Demonstrating this point, systems integrator N-III, Inc. devised a simple, yet large-scale solution to improve the efficiency of an existing warehouse packaging staging module. Though limited by challenging design constraints, the company created a supporting structure that mounts underneath the existing module and integrates an arrangement of plywood, aluminum extrusions and Rollon linear bearings.

Improving The Existing Design
An automated package distribution center wanted to improve its packing modules. Each module is made up of four chutes that feed packages from the top of the system down to the station operator. The operator is notified of an order and, from there, can pull it out, package it and place it onto a conveyor belt beneath the chutes. 

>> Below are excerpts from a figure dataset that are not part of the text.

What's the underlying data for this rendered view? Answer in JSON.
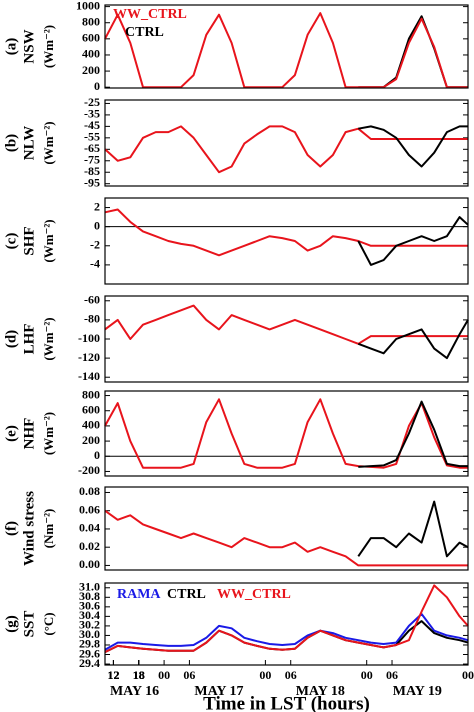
{
  "chart_data": [
    {
      "type": "line",
      "panel": "(a)",
      "ylabel": "NSW",
      "yunit": "(Wm⁻²)",
      "legend": "upper left",
      "legend_layout": "vertical",
      "x": [
        10,
        13,
        16,
        19,
        22,
        25,
        28,
        31,
        34,
        37,
        40,
        43,
        46,
        49,
        52,
        55,
        58,
        61,
        64,
        67,
        70,
        73,
        76,
        79,
        82,
        85,
        88,
        91,
        94,
        96
      ],
      "xlim": [
        10,
        96
      ],
      "ylim": [
        -10,
        1020
      ],
      "yticks": [
        0,
        200,
        400,
        600,
        800,
        1000
      ],
      "series": [
        {
          "name": "WW_CTRL",
          "color": "#e8141c",
          "values": [
            600,
            900,
            550,
            0,
            0,
            0,
            0,
            150,
            650,
            900,
            550,
            0,
            0,
            0,
            0,
            150,
            650,
            920,
            550,
            0,
            0,
            0,
            0,
            100,
            550,
            850,
            500,
            0,
            0,
            0
          ]
        },
        {
          "name": "CTRL",
          "color": "#000000",
          "values": [
            null,
            null,
            null,
            null,
            null,
            null,
            null,
            null,
            null,
            null,
            null,
            null,
            null,
            null,
            null,
            null,
            null,
            null,
            null,
            null,
            0,
            0,
            0,
            120,
            600,
            880,
            480,
            0,
            0,
            0
          ]
        }
      ]
    },
    {
      "type": "line",
      "panel": "(b)",
      "ylabel": "NLW",
      "yunit": "(Wm⁻²)",
      "x": [
        10,
        13,
        16,
        19,
        22,
        25,
        28,
        31,
        34,
        37,
        40,
        43,
        46,
        49,
        52,
        55,
        58,
        61,
        64,
        67,
        70,
        73,
        76,
        79,
        82,
        85,
        88,
        91,
        94,
        96
      ],
      "xlim": [
        10,
        96
      ],
      "ylim": [
        -97,
        -22
      ],
      "yticks": [
        -25,
        -35,
        -45,
        -55,
        -65,
        -75,
        -85,
        -95
      ],
      "series": [
        {
          "name": "WW_CTRL",
          "color": "#e8141c",
          "values": [
            -65,
            -75,
            -72,
            -55,
            -50,
            -50,
            -45,
            -55,
            -70,
            -85,
            -80,
            -60,
            -52,
            -45,
            -45,
            -50,
            -70,
            -80,
            -70,
            -50,
            -47,
            -56,
            -56,
            -56,
            -56,
            -56,
            -56,
            -56,
            -56,
            -56
          ]
        },
        {
          "name": "CTRL",
          "color": "#000000",
          "values": [
            null,
            null,
            null,
            null,
            null,
            null,
            null,
            null,
            null,
            null,
            null,
            null,
            null,
            null,
            null,
            null,
            null,
            null,
            null,
            null,
            -47,
            -45,
            -48,
            -55,
            -70,
            -80,
            -68,
            -50,
            -45,
            -45
          ]
        }
      ]
    },
    {
      "type": "line",
      "panel": "(c)",
      "ylabel": "SHF",
      "yunit": "(Wm⁻²)",
      "zero_line": true,
      "x": [
        10,
        13,
        16,
        19,
        22,
        25,
        28,
        31,
        34,
        37,
        40,
        43,
        46,
        49,
        52,
        55,
        58,
        61,
        64,
        67,
        70,
        73,
        76,
        79,
        82,
        85,
        88,
        91,
        94,
        96
      ],
      "xlim": [
        10,
        96
      ],
      "ylim": [
        -6,
        3
      ],
      "yticks": [
        2,
        0,
        -2,
        -4
      ],
      "series": [
        {
          "name": "WW_CTRL",
          "color": "#e8141c",
          "values": [
            1.5,
            1.8,
            0.5,
            -0.5,
            -1,
            -1.5,
            -1.8,
            -2,
            -2.5,
            -3,
            -2.5,
            -2,
            -1.5,
            -1,
            -1.2,
            -1.5,
            -2.5,
            -2,
            -1,
            -1.2,
            -1.5,
            -2,
            -2,
            -2,
            -2,
            -2,
            -2,
            -2,
            -2,
            -2
          ]
        },
        {
          "name": "CTRL",
          "color": "#000000",
          "values": [
            null,
            null,
            null,
            null,
            null,
            null,
            null,
            null,
            null,
            null,
            null,
            null,
            null,
            null,
            null,
            null,
            null,
            null,
            null,
            null,
            -1.5,
            -4,
            -3.5,
            -2,
            -1.5,
            -1,
            -1.5,
            -1,
            1,
            0.2
          ]
        }
      ]
    },
    {
      "type": "line",
      "panel": "(d)",
      "ylabel": "LHF",
      "yunit": "(Wm⁻²)",
      "x": [
        10,
        13,
        16,
        19,
        22,
        25,
        28,
        31,
        34,
        37,
        40,
        43,
        46,
        49,
        52,
        55,
        58,
        61,
        64,
        67,
        70,
        73,
        76,
        79,
        82,
        85,
        88,
        91,
        94,
        96
      ],
      "xlim": [
        10,
        96
      ],
      "ylim": [
        -145,
        -55
      ],
      "yticks": [
        -60,
        -80,
        -100,
        -120,
        -140
      ],
      "series": [
        {
          "name": "WW_CTRL",
          "color": "#e8141c",
          "values": [
            -90,
            -80,
            -100,
            -85,
            -80,
            -75,
            -70,
            -65,
            -80,
            -90,
            -75,
            -80,
            -85,
            -90,
            -85,
            -80,
            -85,
            -90,
            -95,
            -100,
            -105,
            -97,
            -97,
            -97,
            -97,
            -97,
            -97,
            -97,
            -97,
            -97
          ]
        },
        {
          "name": "CTRL",
          "color": "#000000",
          "values": [
            null,
            null,
            null,
            null,
            null,
            null,
            null,
            null,
            null,
            null,
            null,
            null,
            null,
            null,
            null,
            null,
            null,
            null,
            null,
            null,
            -105,
            -110,
            -115,
            -100,
            -95,
            -90,
            -110,
            -120,
            -95,
            -80
          ]
        }
      ]
    },
    {
      "type": "line",
      "panel": "(e)",
      "ylabel": "NHF",
      "yunit": "(Wm⁻²)",
      "zero_line": true,
      "x": [
        10,
        13,
        16,
        19,
        22,
        25,
        28,
        31,
        34,
        37,
        40,
        43,
        46,
        49,
        52,
        55,
        58,
        61,
        64,
        67,
        70,
        73,
        76,
        79,
        82,
        85,
        88,
        91,
        94,
        96
      ],
      "xlim": [
        10,
        96
      ],
      "ylim": [
        -260,
        860
      ],
      "yticks": [
        800,
        600,
        400,
        200,
        0,
        -200
      ],
      "series": [
        {
          "name": "WW_CTRL",
          "color": "#e8141c",
          "values": [
            400,
            700,
            200,
            -150,
            -150,
            -150,
            -150,
            -100,
            450,
            750,
            300,
            -100,
            -150,
            -150,
            -150,
            -100,
            450,
            750,
            300,
            -100,
            -130,
            -140,
            -150,
            -100,
            400,
            700,
            250,
            -120,
            -150,
            -150
          ]
        },
        {
          "name": "CTRL",
          "color": "#000000",
          "values": [
            null,
            null,
            null,
            null,
            null,
            null,
            null,
            null,
            null,
            null,
            null,
            null,
            null,
            null,
            null,
            null,
            null,
            null,
            null,
            null,
            -140,
            -130,
            -120,
            -50,
            300,
            720,
            350,
            -100,
            -130,
            -130
          ]
        }
      ]
    },
    {
      "type": "line",
      "panel": "(f)",
      "ylabel": "Wind stress",
      "yunit": "(Nm⁻²)",
      "x": [
        10,
        13,
        16,
        19,
        22,
        25,
        28,
        31,
        34,
        37,
        40,
        43,
        46,
        49,
        52,
        55,
        58,
        61,
        64,
        67,
        70,
        73,
        76,
        79,
        82,
        85,
        88,
        91,
        94,
        96
      ],
      "xlim": [
        10,
        96
      ],
      "ylim": [
        -0.005,
        0.086
      ],
      "yticks": [
        0.08,
        0.06,
        0.04,
        0.02,
        {
          "value": 0,
          "label": "0.00"
        }
      ],
      "series": [
        {
          "name": "WW_CTRL",
          "color": "#e8141c",
          "values": [
            0.06,
            0.05,
            0.055,
            0.045,
            0.04,
            0.035,
            0.03,
            0.035,
            0.03,
            0.025,
            0.02,
            0.03,
            0.025,
            0.02,
            0.02,
            0.025,
            0.015,
            0.02,
            0.015,
            0.01,
            0,
            0,
            0,
            0,
            0,
            0,
            0,
            0,
            0,
            0
          ]
        },
        {
          "name": "CTRL",
          "color": "#000000",
          "values": [
            null,
            null,
            null,
            null,
            null,
            null,
            null,
            null,
            null,
            null,
            null,
            null,
            null,
            null,
            null,
            null,
            null,
            null,
            null,
            null,
            0.01,
            0.03,
            0.03,
            0.02,
            0.035,
            0.025,
            0.07,
            0.01,
            0.025,
            0.02
          ]
        }
      ]
    },
    {
      "type": "line",
      "panel": "(g)",
      "ylabel": "SST",
      "yunit": "(°C)",
      "legend": "upper left",
      "legend_layout": "horizontal",
      "x": [
        10,
        13,
        16,
        19,
        22,
        25,
        28,
        31,
        34,
        37,
        40,
        43,
        46,
        49,
        52,
        55,
        58,
        61,
        64,
        67,
        70,
        73,
        76,
        79,
        82,
        85,
        88,
        91,
        94,
        96
      ],
      "xlim": [
        10,
        96
      ],
      "ylim": [
        29.38,
        31.1
      ],
      "yticks": [
        29.4,
        29.6,
        29.8,
        {
          "value": 30,
          "label": "30.0"
        },
        30.2,
        30.4,
        30.6,
        30.8,
        {
          "value": 31,
          "label": "31.0"
        }
      ],
      "xticks": [
        12,
        18,
        {
          "value": 24,
          "label": "00"
        },
        {
          "value": 30,
          "label": "06"
        },
        12,
        18,
        {
          "value": 48,
          "label": "00"
        },
        {
          "value": 54,
          "label": "06"
        },
        12,
        18,
        {
          "value": 72,
          "label": "00"
        },
        {
          "value": 78,
          "label": "06"
        },
        12,
        18,
        {
          "value": 96,
          "label": "00"
        }
      ],
      "dates": [
        "MAY 16",
        "MAY 17",
        "MAY 18",
        "MAY 19"
      ],
      "xlabel": "Time in LST (hours)",
      "series": [
        {
          "name": "RAMA",
          "color": "#1a1ae6",
          "values": [
            29.7,
            29.85,
            29.85,
            29.82,
            29.8,
            29.78,
            29.78,
            29.8,
            29.95,
            30.2,
            30.15,
            29.95,
            29.88,
            29.82,
            29.8,
            29.82,
            30.0,
            30.1,
            30.05,
            29.95,
            29.9,
            29.85,
            29.82,
            29.85,
            30.2,
            30.45,
            30.1,
            30.0,
            29.95,
            29.9
          ]
        },
        {
          "name": "CTRL",
          "color": "#000000",
          "values": [
            29.65,
            29.78,
            29.75,
            29.72,
            29.7,
            29.68,
            29.68,
            29.68,
            29.85,
            30.1,
            30.0,
            29.85,
            29.78,
            29.72,
            29.7,
            29.72,
            29.95,
            30.1,
            30.0,
            29.9,
            29.85,
            29.8,
            29.75,
            29.8,
            30.1,
            30.3,
            30.05,
            29.95,
            29.9,
            29.85
          ]
        },
        {
          "name": "WW_CTRL",
          "color": "#e8141c",
          "values": [
            29.65,
            29.78,
            29.75,
            29.72,
            29.7,
            29.68,
            29.68,
            29.68,
            29.85,
            30.1,
            30.0,
            29.85,
            29.78,
            29.72,
            29.7,
            29.72,
            29.95,
            30.1,
            30.0,
            29.9,
            29.85,
            29.8,
            29.75,
            29.8,
            29.9,
            30.5,
            31.05,
            30.8,
            30.4,
            30.2
          ]
        }
      ]
    }
  ]
}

N-III wanted to incorporate support platforms onto the design of this existing structure, which the operators could utilize to box finished orders. Engineers came up with a simple design that connects to the module and even uses its existing bolt holes. For a work surface, the engineers created tables made of strong ply, which they capped with an ABS plastic. The tables were then mounted onto a Rollon linear slider, which was mounted simply into a standard aluminum extrusion. From there, workers can easily slide a table along the length of the chutes to where it is needed.

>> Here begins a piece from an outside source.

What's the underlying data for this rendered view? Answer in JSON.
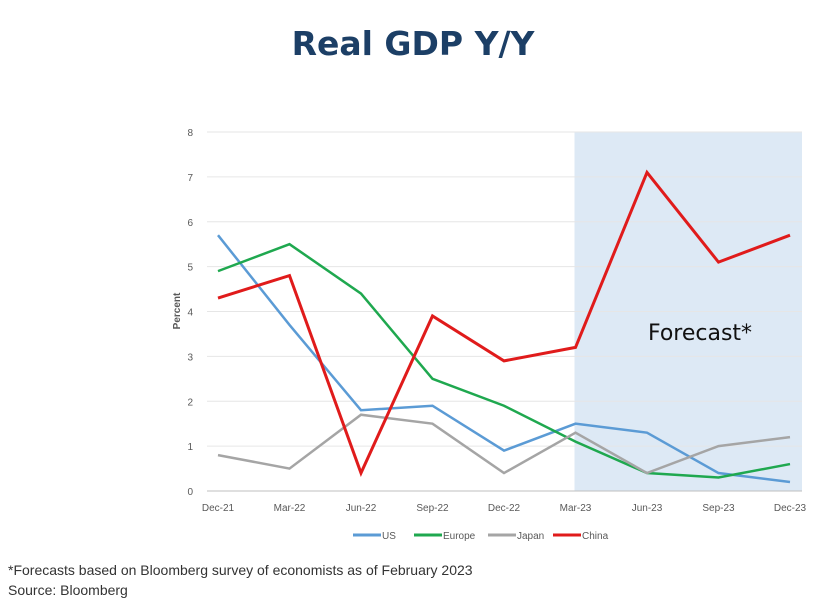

Overcoming Design Challenges
N-III’s solution overcame several design constraints, all of which were dictated by the existing packaging structure. These included:

  • Attaching the tables to the structure without any additional drilling or the use of T-nuts.
  • Maintaining a certain height so as not to impede the conveyor belt beneath the module once it was attached.
  • Avoiding complex moving parts.
  • Selecting bearings that could handle very high loads.